ジンバブエの独裁者も辞退…中国の「孔子平和賞」

ノーベル平和賞に対抗して中国の大学教授らが創設した「孔子平和賞」の今年の受賞者に、ジンバブエのムガベ大統領(91)が選ばれたが、ムガベ氏は受賞を辞退した。中国メディアが29日までに伝えた。ムガベ氏は1980年の独立以来ジンバブエの実権を握り、激しい野党弾圧などで欧米から「独裁者」と批判されている。

主催団体は9月、アフリカの平和に貢献したとして、ムガベ氏に授与すると発表。しかし、中国内からも「孔子の名を汚している」と非難の声が殺到していた。

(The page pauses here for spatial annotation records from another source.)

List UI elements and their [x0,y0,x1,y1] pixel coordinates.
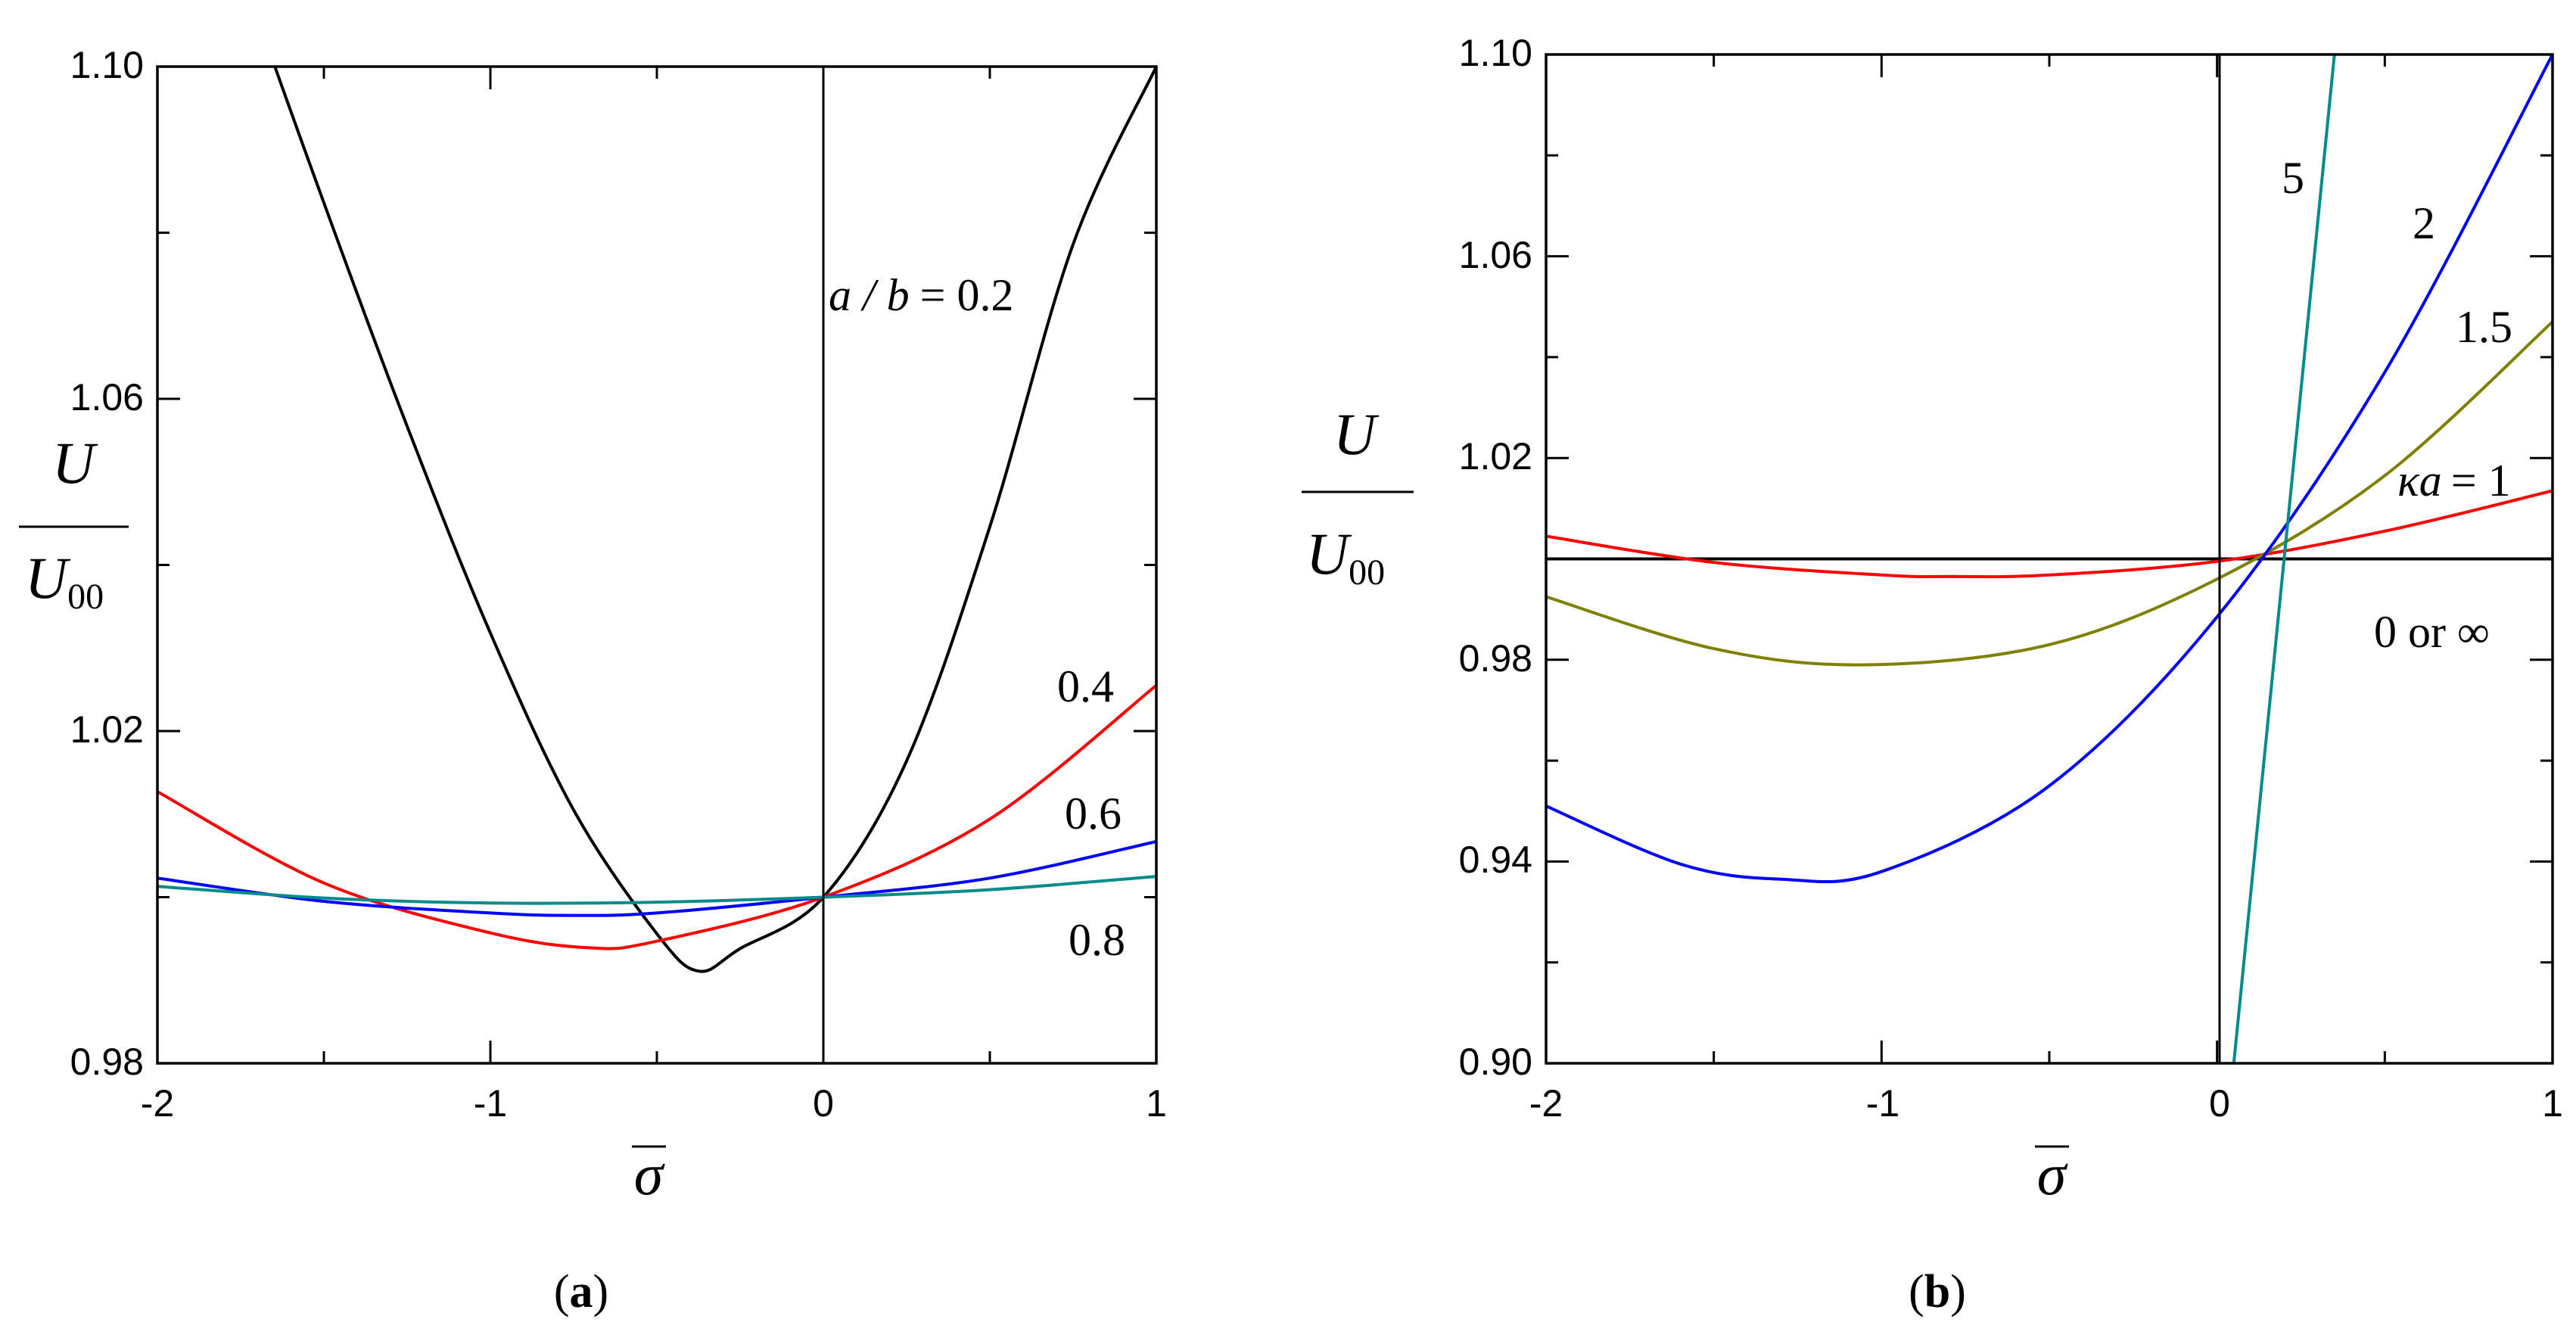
panel-a-xtick-label: 1 [1146,1082,1167,1125]
panel-b-ylabel-denominator: U00 [1306,521,1385,593]
panel-a-param-name: a / b [829,270,910,320]
panel-b-ylabel-den-sub: 00 [1349,552,1385,593]
panel-b-param-name: κa [2397,456,2442,506]
panel-b-ytick-label: 0.90 [1459,1041,1532,1083]
panel-b-series-label-ka1-text: = 1 [2451,456,2511,506]
panel-a-xlabel-text: σ [634,1141,665,1207]
panel-b-ylabel: U U00 [1302,401,1414,593]
panel-b-xtick-label: -2 [1529,1082,1563,1125]
panel-b-ytick-label: 1.06 [1459,234,1532,276]
panel-b-ylabel-den-u: U [1306,521,1352,587]
panel-a-xlabel: σ [632,1141,666,1207]
panel-a-series-label-0.2-text: = 0.2 [920,270,1014,320]
panel-b-series-label-0-or-inf: 0 or ∞ [2374,607,2490,657]
panel-b-ytick-label: 0.94 [1459,839,1532,881]
panel-a-ylabel-numerator: U [52,430,98,496]
panel-b: 0.90 0.94 0.98 1.02 1.06 1.10 -2 -1 0 1 … [1302,32,2563,1318]
panel-a-ytick-label: 1.10 [70,44,144,86]
panel-b-xtick-label: 1 [2542,1082,2563,1125]
panel-a-ticks [156,65,1158,1065]
panel-a-ylabel: U U00 [19,430,129,617]
panel-b-series-label-ka1: κa = 1 [2397,456,2511,506]
panel-a-ytick-label: 1.06 [70,376,144,419]
panel-b-series-line-3 [1546,54,2553,884]
panel-a-ylabel-den-u: U [25,545,71,611]
panel-b-caption: (b) [1909,1266,1966,1318]
panel-a-caption: (a) [554,1266,608,1318]
panel-a-xtick-label: -2 [141,1082,174,1125]
panel-b-xtick-label: -1 [1866,1082,1899,1125]
panel-b-xlabel-text: σ [2037,1141,2068,1207]
panel-a-series-label-0.8: 0.8 [1069,915,1125,965]
panel-b-curves [1546,54,2553,1063]
panel-a-ylabel-denominator: U00 [25,545,104,617]
panel-a-ytick-label: 0.98 [70,1041,144,1083]
panel-a-series-line-3 [157,875,1156,905]
panel-a-series-line-2 [157,840,1156,917]
panel-b-ticks [1545,53,2554,1065]
panel-a: 0.98 1.02 1.06 1.10 -2 -1 0 1 σ U U00 a … [19,44,1167,1318]
panel-b-series-line-2 [1546,320,2553,667]
panel-a-ylabel-den-sub: 00 [67,577,104,617]
panel-a-curves [157,67,1156,973]
panel-a-ytick-label: 1.02 [70,708,144,751]
panel-a-series-label-0.4: 0.4 [1057,661,1114,711]
panel-b-ylabel-numerator: U [1333,401,1380,467]
panel-a-caption-letter: a [570,1266,593,1318]
panel-a-series-label-0.6: 0.6 [1065,789,1122,839]
panel-b-series-label-1.5: 1.5 [2456,302,2512,352]
panel-a-xtick-label: 0 [813,1082,834,1125]
panel-a-series-line-0 [273,67,1156,973]
panel-b-ytick-label: 0.98 [1459,637,1532,680]
panel-a-series-label-0.2: a / b = 0.2 [829,270,1014,320]
panel-a-xtick-label: -1 [474,1082,507,1125]
panel-a-series-line-1 [157,684,1156,951]
panel-b-series-line-1 [1546,489,2553,579]
panel-b-ytick-label: 1.10 [1459,32,1532,74]
panel-b-caption-letter: b [1924,1266,1950,1318]
panel-b-xtick-label: 0 [2209,1082,2230,1125]
panel-b-series-line-4 [2232,54,2336,1063]
panel-b-ytick-label: 1.02 [1459,435,1532,478]
panel-b-series-label-2: 2 [2413,198,2435,248]
panel-b-series-label-5: 5 [2282,153,2304,203]
panel-b-xlabel: σ [2035,1141,2069,1207]
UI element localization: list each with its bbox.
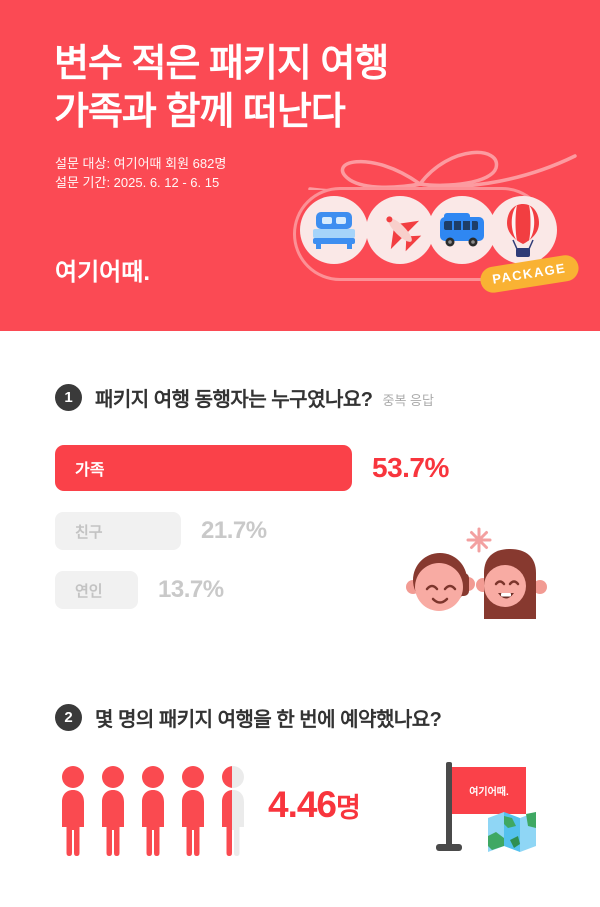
flag-banner — [452, 767, 526, 814]
bar-label: 친구 — [75, 523, 103, 541]
bar-row-1: 가족 53.7% — [55, 445, 555, 491]
question-1-note: 중복 응답 — [382, 392, 434, 408]
plane-circle — [366, 196, 434, 264]
bar-label: 연인 — [75, 582, 103, 600]
bus-circle — [428, 196, 496, 264]
companion-bar-chart: 가족 53.7% 친구 21.7% 연인 13.7% — [55, 445, 555, 630]
average-people-value: 4.46명 — [268, 784, 361, 826]
flag-logo: 여기어때. — [469, 785, 509, 798]
balloon-circle — [489, 196, 557, 264]
bar-value: 21.7% — [201, 517, 267, 544]
survey-period: 설문 기간: 2025. 6. 12 - 6. 15 — [55, 175, 220, 190]
page-title: 변수 적은 패키지 여행 가족과 함께 떠난다 — [54, 40, 389, 136]
person-icon — [182, 766, 204, 856]
bar-row-3: 연인 13.7% — [55, 571, 555, 609]
bus-icon — [440, 212, 484, 246]
plane-icon — [386, 216, 422, 252]
package-gift-graphic: PACKAGE — [280, 140, 590, 310]
question-2-text: 몇 명의 패키지 여행을 한 번에 예약했나요? — [95, 709, 442, 731]
question-1-header: 1 패키지 여행 동행자는 누구였나요? 중복 응답 — [55, 383, 434, 412]
couple-illustration — [406, 527, 547, 619]
bar-value: 53.7% — [372, 452, 449, 483]
value-unit: 명 — [336, 793, 361, 823]
map-icon — [488, 812, 536, 852]
question-2-header: 2 몇 명의 패키지 여행을 한 번에 예약했나요? — [55, 703, 442, 732]
value-number: 4.46 — [268, 784, 337, 825]
hero-section: 변수 적은 패키지 여행 가족과 함께 떠난다 설문 대상: 여기어때 회원 6… — [0, 0, 600, 331]
title-line-1: 변수 적은 패키지 여행 — [54, 43, 389, 85]
title-line-2: 가족과 함께 떠난다 — [54, 91, 346, 133]
gift-icon-circles — [300, 196, 557, 264]
person-icon — [62, 766, 84, 856]
flag-pole — [446, 762, 452, 846]
question-1-text: 패키지 여행 동행자는 누구였나요? — [95, 389, 373, 411]
bar-value: 13.7% — [158, 576, 224, 603]
person-icon — [142, 766, 164, 856]
bar-fill: 친구 — [55, 512, 181, 550]
person-icon — [222, 766, 244, 856]
hot-air-balloon-icon — [507, 204, 539, 257]
sparkle-icon — [466, 527, 492, 553]
question-1-badge: 1 — [55, 384, 82, 411]
bar-fill: 가족 — [55, 445, 352, 491]
bar-fill: 연인 — [55, 571, 138, 609]
person-icon — [102, 766, 124, 856]
ribbon-bow-icon — [308, 150, 577, 190]
bar-label: 가족 — [75, 462, 105, 479]
bed-icon — [313, 211, 355, 249]
bed-circle — [300, 196, 368, 264]
survey-target: 설문 대상: 여기어때 회원 682명 — [55, 156, 227, 171]
person-pictogram — [58, 766, 248, 856]
question-2-badge: 2 — [55, 704, 82, 731]
brand-logo: 여기어때. — [55, 259, 150, 286]
bar-row-2: 친구 21.7% — [55, 512, 555, 550]
flag-and-map-illustration: 여기어때. — [436, 762, 536, 852]
survey-info: 설문 대상: 여기어때 회원 682명 설문 기간: 2025. 6. 12 -… — [55, 154, 226, 192]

ジンバブエのメディアによると、ムガベ氏の報道官は孔子平和賞が中国政府と無関係であることが分かり、関わらないことに決めたと語った。

孔子平和賞は2010年のノーベル平和賞が服役中の民主活動家、劉暁波氏に決まったことに対抗して創設され、今年で6回目。これまでにロシアのプーチン大統領やアナン前国連事務総長、キューバのフィデル・カストロ前国家評議会議長らが選ばれているが、大半が受け取らず、授賞式を欠席している。